Querying Snowplow data

Basic queries

You will typically find most of your Snowplow data in the events table. If you are using Redshift or Postgres, there will be extra tables for self-describing events and entities — see below.

Please refer to the structure of Snowplow data for the principles behind our approach, as well as the descriptions of the various standard columns.

Data models

Querying the events table directly can be useful for exploring your events or building custom analytics. However, for many common use cases it’s much easier to use our data models, which provide a pre-aggregated view of your data.

The simplest query could look like this:

SELECT * FROM <events>
WHERE event_name = 'page_view'

You will need to replace <events> with the appropriate location — the database, schema and table name will depend on your setup. See this first steps section for details.

caution

With large data volumes (read: any production system), you should always include a filter on the partition key (normally, collector_tstamp), for example:

WHERE ... AND collector_tstamp between timestamp '2023-10-23' and timestamp '2023-11-23'

This ensures that you read from the minimum number of (micro-)partitions necessary, making the query run much faster and reducing compute cost (where applicable).

Self-describing events

Self-describing events can contain their own set of fields, defined by their schema.

Redshift, Postgres
BigQuery
Snowflake
Databricks, Spark SQL
Synapse Analytics

For Redshift and Postgres users, self-describing events are not part of the standard events table.
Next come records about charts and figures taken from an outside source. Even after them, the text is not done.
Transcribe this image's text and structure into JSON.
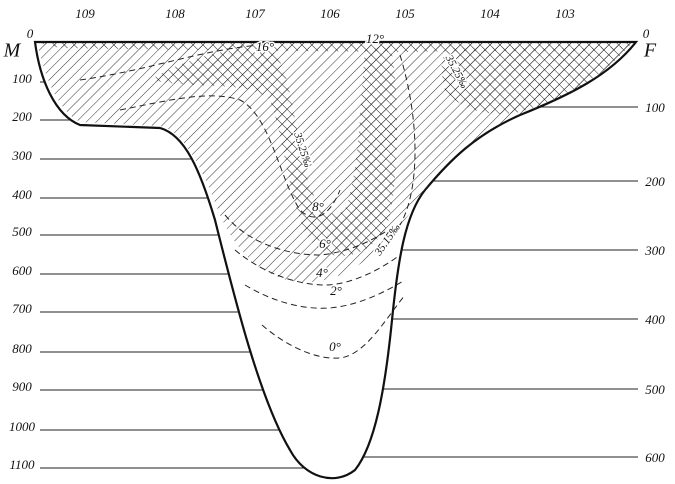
{
  "stations": [
    "109",
    "108",
    "107",
    "106",
    "105",
    "104",
    "103"
  ],
  "left_axis": {
    "unit": "M",
    "ticks": [
      "0",
      "100",
      "200",
      "300",
      "400",
      "500",
      "600",
      "700",
      "800",
      "900",
      "1000",
      "1100"
    ]
  },
  "right_axis": {
    "unit": "F",
    "ticks": [
      "0",
      "100",
      "200",
      "300",
      "400",
      "500",
      "600"
    ]
  },
  "isotherms": [
    "16°",
    "12°",
    "8°",
    "6°",
    "4°",
    "2°",
    "0°"
  ],
  "salinity_labels": [
    "35.25‰",
    "35.25‰",
    "35.15‰"
  ]
}
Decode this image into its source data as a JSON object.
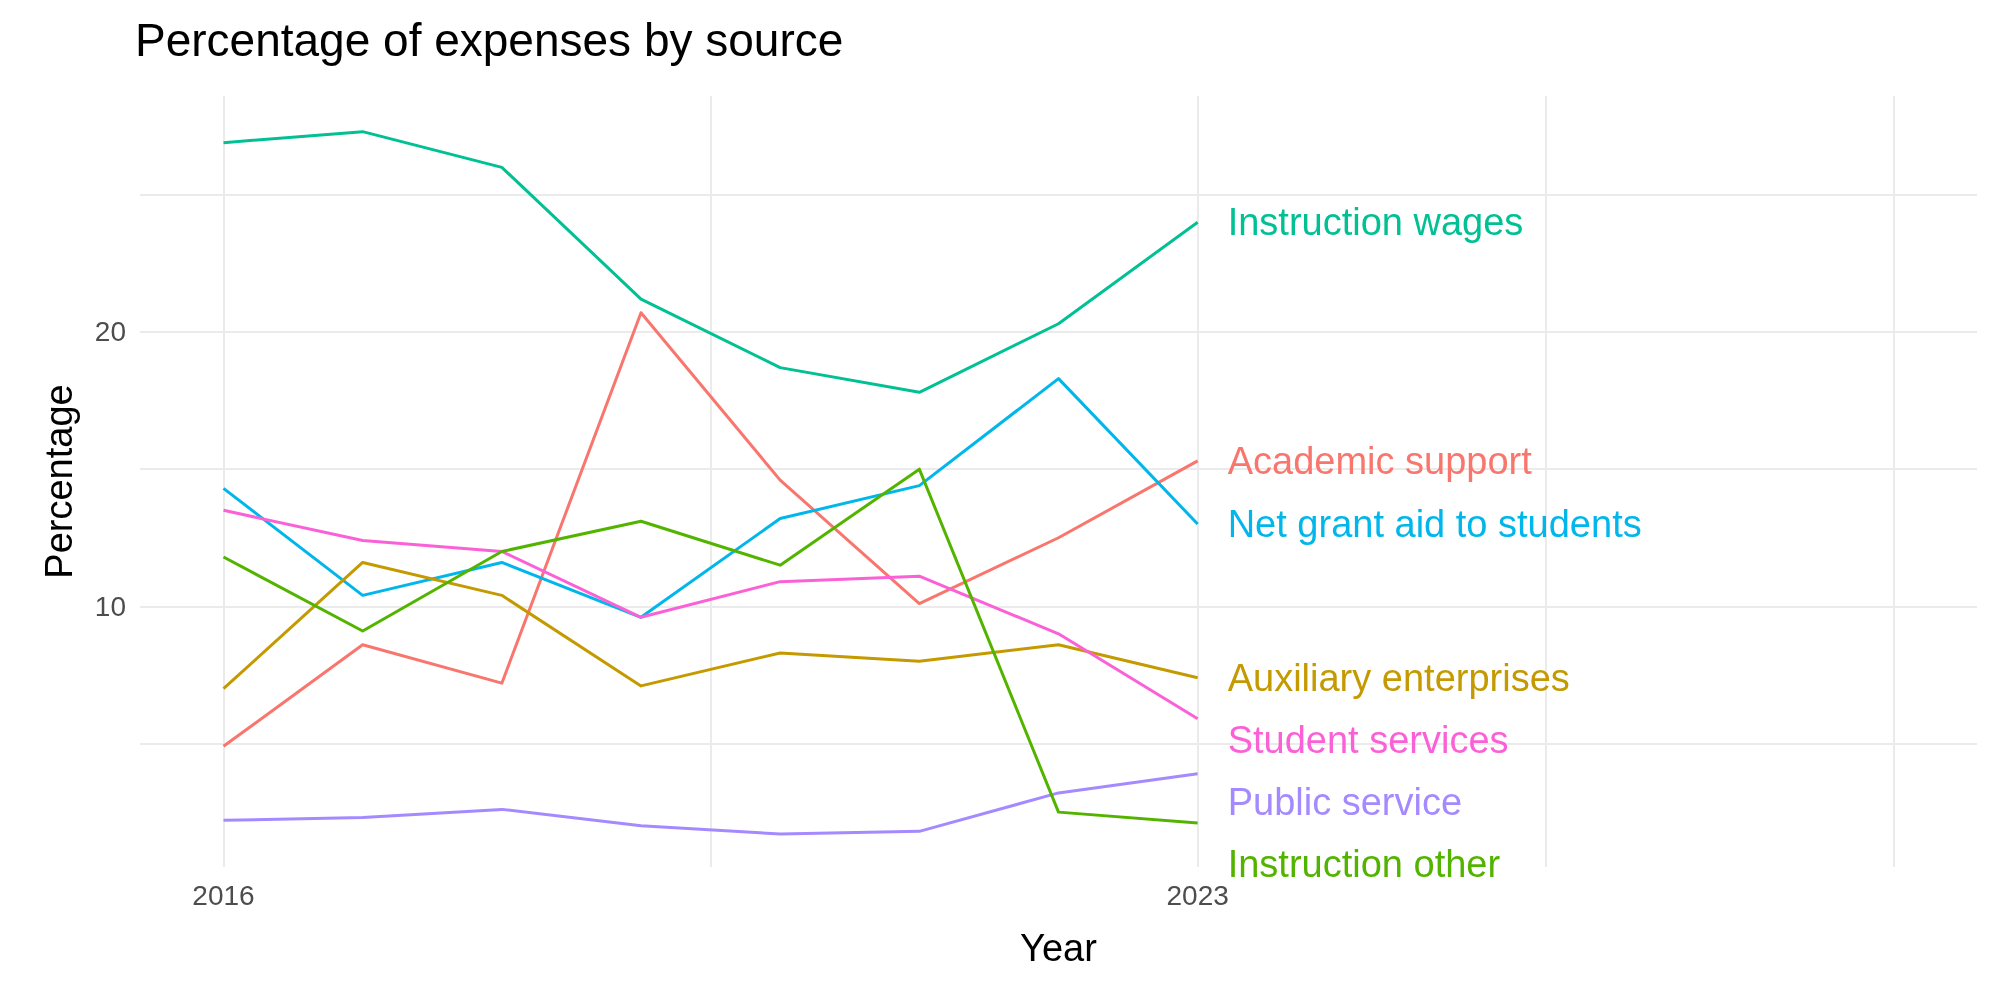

Instead, each type of event is in its own table. The table name and the fields in the table will be determined by the event’s schema. See how schemas translate to the warehouse for more details.

You can query just the table for that particular self-describing event, if that's all that's required for your analysis, or join that table back to the events table:

SELECT
    ...
FROM
    <schema>.<events> ev
LEFT JOIN
    <schema>.my_example_event_table sde
    ON sde.root_id = ev.event_id AND sde.root_tstamp = ev.collector_tstamp

caution

You may need to take care of duplicate events.

Each type of self-describing event is in a dedicated RECORD-type column. The column name and the fields in the record will be determined by the event’s schema. See how schemas translate to the warehouse for more details.

You can query fields in the self-describing event like so:

SELECT
    ...
    unstruct_event_my_example_event_1_0_0.my_field,
    ...
FROM
    <events>

Each type of self-describing event is in a dedicated OBJECT-type column. The column name will be determined by the event’s schema. See how schemas translate to the warehouse for more details.

You can query fields in the self-describing event like so:

SELECT
    ...
    unstruct_event_my_example_event_1:myField::varchar, -- field will be variant type so important to cast
    ...
FROM
    <events>

Each type of self-describing event is in a dedicated STRUCT-type column. The column name and the fields in the STRUCT will be determined by the event’s schema. See how schemas translate to the warehouse for more details.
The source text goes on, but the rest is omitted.